Le 1er février 2024 a marqué le lancement du Mois de l’histoire des Noir·e·s, et bien que celui-ci existe depuis 1978, il n’est célébré à McGill que depuis 2017. Cette année, Le Délit a décidé de lui dédier son édition spéciale, ainsi qu’à tous·tes les étudiant·e·s noir·e·s du campus. Le journalisme s’intègre indéniablement dans la structure raciale de la société québécoise, ayant une part d’influence sur la hiérarchisation raciale et les inégalités. Nous rapportons les histoires des autres, nous sommes engagé·e·s pour l’équité et déterminé·e·s à lutter contre les oppressions, mais nos identités ne peuvent pas, pour autant, disparaître de nos mots. Le manque de diversité dans le milieu du journalisme doit donc être questionné, car il participe à la perpétuation des inégalités sociales et structurelles de la société canadienne.
Selon une enquête menée par l’Association canadienne des journalistes (ACJ) en 2022 et rapportée par Radio-Canada, 78% des journalistes canadien·ne·s sont blanc·he·s. De surcroît, parmi dix salles de rédactions interrogées, huit ne comptaient aucun·e journaliste noir·e ou autochtone. De telles proportions dans le milieu du journalisme impacte nécessairement le type de nouvelles et de discours mis de l’avant, en plus de limiter la compréhension et l’interprétation de certaines dynamiques raciales dans la société canadienne.
« Tout est une question de race », car les institutions canadiennes ont été bâties sur les ruines du génocide culturel et des massacres des peuples autochtones, puis l’esclavage et l’exploitation des personnes noir·e·s. Si nous voulons comprendre les fonctionnements politique, culturel, institutionnel et économique de la société canadienne dans le but de partager avec exactitude toutes les nouvelles que nous traitons, nous ne pouvons pas nous abstenir de prendre en compte ces éléments dans les dynamiques de pouvoir. Si les structures ne changent pas, alors il est de notre devoir de promouvoir l’inclusion des journalistes noir·e·s, de questionner notre fonctionnement, notre structure, et de mettre en place des démarches actives pour faire de nos journaux des espaces qui ne reproduisent pas des schémas d’oppression, et qui osent aller à contre-courant pour apporter un peu de changement à l’ordre de notre société. Lutter pour la diversité et l’inclusion des journalistes noir·e·s est absolument nécessaire, car tous les discours se nourrissent en partie des mots diffusés par les médias. Enfin, nous croyons en la création et la valorisation de nouvelles plateformes qui favorisent la diffusion des expériences et pensées des étudiant·e·s noir·e·s, afin de proposer des alternatives qui soient des sources de pouvoir et d’émancipation.

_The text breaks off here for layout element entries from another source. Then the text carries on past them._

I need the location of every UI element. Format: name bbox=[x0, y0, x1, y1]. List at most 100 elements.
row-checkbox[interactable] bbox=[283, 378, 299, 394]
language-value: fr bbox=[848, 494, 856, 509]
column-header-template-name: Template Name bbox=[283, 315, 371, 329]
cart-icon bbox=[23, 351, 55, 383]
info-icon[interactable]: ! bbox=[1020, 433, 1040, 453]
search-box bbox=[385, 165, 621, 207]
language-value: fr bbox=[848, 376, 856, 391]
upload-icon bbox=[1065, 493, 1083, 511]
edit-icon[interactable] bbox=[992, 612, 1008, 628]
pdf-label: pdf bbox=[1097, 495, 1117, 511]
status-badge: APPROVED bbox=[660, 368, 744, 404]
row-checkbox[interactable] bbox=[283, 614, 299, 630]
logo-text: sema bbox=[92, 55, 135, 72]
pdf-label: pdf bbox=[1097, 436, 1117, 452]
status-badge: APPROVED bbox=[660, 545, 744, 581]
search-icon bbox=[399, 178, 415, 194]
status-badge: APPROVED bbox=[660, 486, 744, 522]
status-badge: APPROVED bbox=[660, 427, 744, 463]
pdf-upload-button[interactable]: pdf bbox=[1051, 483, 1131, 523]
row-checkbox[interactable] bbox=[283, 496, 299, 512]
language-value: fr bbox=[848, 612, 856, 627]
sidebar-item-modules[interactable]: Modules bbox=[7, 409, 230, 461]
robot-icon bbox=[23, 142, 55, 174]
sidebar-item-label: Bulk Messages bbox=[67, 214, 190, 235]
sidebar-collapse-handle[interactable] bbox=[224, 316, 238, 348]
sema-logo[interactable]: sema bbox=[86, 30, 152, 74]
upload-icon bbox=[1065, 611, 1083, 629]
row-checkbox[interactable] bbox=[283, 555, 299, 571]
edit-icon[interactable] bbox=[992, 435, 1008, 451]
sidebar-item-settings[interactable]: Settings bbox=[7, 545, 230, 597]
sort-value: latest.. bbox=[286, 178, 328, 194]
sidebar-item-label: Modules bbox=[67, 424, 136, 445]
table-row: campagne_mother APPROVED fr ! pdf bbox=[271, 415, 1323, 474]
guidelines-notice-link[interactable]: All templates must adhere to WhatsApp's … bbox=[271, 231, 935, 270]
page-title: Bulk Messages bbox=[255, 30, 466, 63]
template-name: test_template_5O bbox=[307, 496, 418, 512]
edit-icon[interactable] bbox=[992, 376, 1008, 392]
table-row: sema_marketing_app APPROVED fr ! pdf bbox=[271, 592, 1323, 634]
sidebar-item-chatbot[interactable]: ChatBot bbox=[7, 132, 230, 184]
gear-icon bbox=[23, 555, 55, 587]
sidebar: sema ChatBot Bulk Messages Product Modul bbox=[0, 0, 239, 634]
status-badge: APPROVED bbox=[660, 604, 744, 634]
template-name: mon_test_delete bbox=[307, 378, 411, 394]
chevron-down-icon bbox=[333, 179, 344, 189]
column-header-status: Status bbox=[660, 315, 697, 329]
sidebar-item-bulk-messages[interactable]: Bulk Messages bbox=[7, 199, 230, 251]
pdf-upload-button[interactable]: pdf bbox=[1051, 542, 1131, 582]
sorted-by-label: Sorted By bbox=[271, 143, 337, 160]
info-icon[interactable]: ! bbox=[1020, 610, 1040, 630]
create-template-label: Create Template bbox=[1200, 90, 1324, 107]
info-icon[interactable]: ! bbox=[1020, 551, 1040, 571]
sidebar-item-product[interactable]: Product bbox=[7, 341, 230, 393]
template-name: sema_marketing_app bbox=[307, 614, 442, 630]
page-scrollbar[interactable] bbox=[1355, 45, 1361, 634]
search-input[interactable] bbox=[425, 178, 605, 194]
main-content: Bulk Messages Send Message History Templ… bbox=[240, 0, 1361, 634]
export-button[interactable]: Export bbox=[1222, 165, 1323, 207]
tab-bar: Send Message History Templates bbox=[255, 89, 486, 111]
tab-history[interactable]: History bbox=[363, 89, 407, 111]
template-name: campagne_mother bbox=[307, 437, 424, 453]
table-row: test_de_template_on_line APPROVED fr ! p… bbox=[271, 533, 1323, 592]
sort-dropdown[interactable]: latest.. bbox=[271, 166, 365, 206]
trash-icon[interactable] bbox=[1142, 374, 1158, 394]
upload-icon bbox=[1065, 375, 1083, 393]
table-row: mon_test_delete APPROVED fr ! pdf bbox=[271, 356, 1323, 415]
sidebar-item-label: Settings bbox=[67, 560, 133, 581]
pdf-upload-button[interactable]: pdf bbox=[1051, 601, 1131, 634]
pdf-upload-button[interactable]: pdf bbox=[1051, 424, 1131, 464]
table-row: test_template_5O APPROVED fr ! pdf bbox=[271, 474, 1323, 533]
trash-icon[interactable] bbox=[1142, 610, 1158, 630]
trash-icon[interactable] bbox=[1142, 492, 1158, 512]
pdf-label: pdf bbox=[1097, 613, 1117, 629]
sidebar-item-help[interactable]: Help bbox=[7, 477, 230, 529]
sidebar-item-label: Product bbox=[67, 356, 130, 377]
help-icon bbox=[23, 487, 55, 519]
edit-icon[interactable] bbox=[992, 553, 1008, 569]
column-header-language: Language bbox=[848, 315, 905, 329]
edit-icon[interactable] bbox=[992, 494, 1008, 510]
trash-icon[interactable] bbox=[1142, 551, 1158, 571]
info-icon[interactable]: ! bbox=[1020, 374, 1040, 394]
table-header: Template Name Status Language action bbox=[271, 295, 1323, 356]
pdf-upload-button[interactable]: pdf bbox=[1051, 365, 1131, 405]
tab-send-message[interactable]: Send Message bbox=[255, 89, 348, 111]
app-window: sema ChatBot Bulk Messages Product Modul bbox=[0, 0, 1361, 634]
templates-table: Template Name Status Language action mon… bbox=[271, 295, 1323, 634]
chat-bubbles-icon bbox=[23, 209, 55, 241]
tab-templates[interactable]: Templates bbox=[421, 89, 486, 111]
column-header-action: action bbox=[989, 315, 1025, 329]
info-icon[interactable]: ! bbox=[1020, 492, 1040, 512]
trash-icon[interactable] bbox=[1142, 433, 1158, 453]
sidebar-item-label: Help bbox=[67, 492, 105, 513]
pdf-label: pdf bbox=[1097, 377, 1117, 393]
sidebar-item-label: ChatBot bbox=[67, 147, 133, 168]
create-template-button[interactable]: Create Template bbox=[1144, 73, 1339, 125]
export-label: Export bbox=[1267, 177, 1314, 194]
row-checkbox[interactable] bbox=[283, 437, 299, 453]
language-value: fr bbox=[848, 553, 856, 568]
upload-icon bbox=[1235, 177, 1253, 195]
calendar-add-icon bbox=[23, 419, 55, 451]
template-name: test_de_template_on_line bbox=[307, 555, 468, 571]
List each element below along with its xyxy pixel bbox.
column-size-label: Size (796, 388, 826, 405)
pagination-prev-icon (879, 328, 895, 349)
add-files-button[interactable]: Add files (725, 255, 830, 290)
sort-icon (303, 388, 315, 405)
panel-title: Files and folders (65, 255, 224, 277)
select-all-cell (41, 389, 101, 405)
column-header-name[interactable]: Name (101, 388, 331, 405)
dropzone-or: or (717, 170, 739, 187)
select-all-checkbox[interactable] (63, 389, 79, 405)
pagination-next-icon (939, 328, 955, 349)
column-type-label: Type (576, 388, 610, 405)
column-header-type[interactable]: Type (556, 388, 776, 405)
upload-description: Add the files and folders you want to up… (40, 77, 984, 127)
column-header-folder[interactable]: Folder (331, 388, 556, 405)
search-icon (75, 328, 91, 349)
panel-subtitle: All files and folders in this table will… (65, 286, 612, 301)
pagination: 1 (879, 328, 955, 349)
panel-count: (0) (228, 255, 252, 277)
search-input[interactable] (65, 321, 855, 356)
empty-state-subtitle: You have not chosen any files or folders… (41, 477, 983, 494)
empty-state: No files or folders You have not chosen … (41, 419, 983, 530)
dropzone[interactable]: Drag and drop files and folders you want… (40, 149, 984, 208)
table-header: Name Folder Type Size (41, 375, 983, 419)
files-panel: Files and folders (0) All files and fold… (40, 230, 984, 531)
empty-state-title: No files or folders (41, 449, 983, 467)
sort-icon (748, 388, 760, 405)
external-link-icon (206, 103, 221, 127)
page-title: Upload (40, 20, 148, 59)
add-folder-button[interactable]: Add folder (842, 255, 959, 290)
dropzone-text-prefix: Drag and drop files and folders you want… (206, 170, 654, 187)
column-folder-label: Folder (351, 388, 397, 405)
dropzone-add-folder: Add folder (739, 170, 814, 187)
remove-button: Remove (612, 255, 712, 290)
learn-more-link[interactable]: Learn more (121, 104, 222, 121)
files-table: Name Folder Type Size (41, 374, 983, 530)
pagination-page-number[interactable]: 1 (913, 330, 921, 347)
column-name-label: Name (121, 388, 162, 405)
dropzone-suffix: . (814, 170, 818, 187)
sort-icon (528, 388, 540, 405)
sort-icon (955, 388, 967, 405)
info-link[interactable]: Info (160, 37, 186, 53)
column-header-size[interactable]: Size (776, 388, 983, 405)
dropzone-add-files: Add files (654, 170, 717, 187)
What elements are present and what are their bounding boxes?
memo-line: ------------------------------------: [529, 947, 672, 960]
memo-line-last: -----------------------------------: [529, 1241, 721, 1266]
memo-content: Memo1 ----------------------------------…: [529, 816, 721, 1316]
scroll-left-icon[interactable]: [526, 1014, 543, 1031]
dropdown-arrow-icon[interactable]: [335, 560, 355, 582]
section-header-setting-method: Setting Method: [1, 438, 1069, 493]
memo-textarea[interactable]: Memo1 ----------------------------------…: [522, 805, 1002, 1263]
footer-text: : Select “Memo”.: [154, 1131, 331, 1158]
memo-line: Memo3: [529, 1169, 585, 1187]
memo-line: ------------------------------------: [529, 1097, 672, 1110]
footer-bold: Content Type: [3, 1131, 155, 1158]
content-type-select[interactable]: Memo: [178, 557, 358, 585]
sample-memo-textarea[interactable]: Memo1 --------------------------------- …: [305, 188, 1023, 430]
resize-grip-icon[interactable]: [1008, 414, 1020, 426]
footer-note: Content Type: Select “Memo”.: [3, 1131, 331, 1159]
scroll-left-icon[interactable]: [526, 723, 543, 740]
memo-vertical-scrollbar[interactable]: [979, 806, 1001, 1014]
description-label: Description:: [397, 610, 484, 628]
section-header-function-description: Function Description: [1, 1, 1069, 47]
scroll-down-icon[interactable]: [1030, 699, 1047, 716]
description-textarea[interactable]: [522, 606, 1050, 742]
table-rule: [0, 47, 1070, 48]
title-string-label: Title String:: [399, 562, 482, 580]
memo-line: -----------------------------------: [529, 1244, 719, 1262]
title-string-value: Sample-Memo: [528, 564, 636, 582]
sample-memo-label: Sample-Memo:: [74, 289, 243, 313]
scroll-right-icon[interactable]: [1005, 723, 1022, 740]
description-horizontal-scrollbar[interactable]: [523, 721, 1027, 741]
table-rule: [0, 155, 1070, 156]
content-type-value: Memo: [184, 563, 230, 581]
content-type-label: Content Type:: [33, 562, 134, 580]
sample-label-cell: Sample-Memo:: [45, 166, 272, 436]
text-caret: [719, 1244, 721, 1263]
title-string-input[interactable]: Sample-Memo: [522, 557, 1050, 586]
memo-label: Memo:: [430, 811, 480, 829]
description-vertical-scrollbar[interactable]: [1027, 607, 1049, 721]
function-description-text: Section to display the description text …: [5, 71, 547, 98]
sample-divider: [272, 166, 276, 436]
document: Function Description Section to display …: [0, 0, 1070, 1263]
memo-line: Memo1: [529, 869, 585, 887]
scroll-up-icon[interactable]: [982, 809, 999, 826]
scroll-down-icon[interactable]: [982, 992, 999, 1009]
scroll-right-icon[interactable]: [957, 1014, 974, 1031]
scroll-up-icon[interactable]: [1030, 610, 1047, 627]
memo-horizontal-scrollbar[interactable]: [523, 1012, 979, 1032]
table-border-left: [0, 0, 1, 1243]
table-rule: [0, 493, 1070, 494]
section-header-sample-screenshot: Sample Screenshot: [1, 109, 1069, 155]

Pour cette édition spéciale, nous avons ainsi eu la chance de collaborer avec le Réseau des
étudiant·e·s Noir·e·s de McGill (Black Students Network), une association étudiante dont l’existence est vitale au sein d’une université comptant seulement 4,6% d’étudiant·e·s noir·e·s dans sa population. Cette collaboration permet notamment au Délit d’accueillir la participation d’étudiant·e·s noir·e·s qui ont partagé avec nous leur talent et leur perspective unique. Nos pages arborent notamment des contributions artistiques tout aussi magnifiques que pertinentes. Notre couverture est l’œuvre de la talentueuse Océane Nzeyimana, étudiante en
première année, qui réalise des collages que vous pouvez retrouver sur son compte Instagram @ohciseaux. La dernière page accueille quant à elle les photographies et le texte de Harantxa Jean, qui propose des interprétations de peintures ou de photographies connues afin de questionner les représentations de la beauté féminine et de s’en réapproprier les codes.Avec ces collaborations, notre journal bénéficie de regards qui méritent d’être mis de l’avant bien au-delà des limites du mois de février. Nous dédions alors cette édition à tous·tes les étudiant·es noir·e·s de l’Université McGill. Le Mois de l’histoire des Noir·e·s est une occasion de célébrer les accomplissements, mais aussi de se rappeler des inégalités profondes et structurelles auxquelles les personnes noires font face dans leur quotidien. Néanmoins, ce mois est aussi loin d’être une fin en soi. La lutte contre le racisme systémique est un combat constant, qui dépasse largement les pages de notre journal.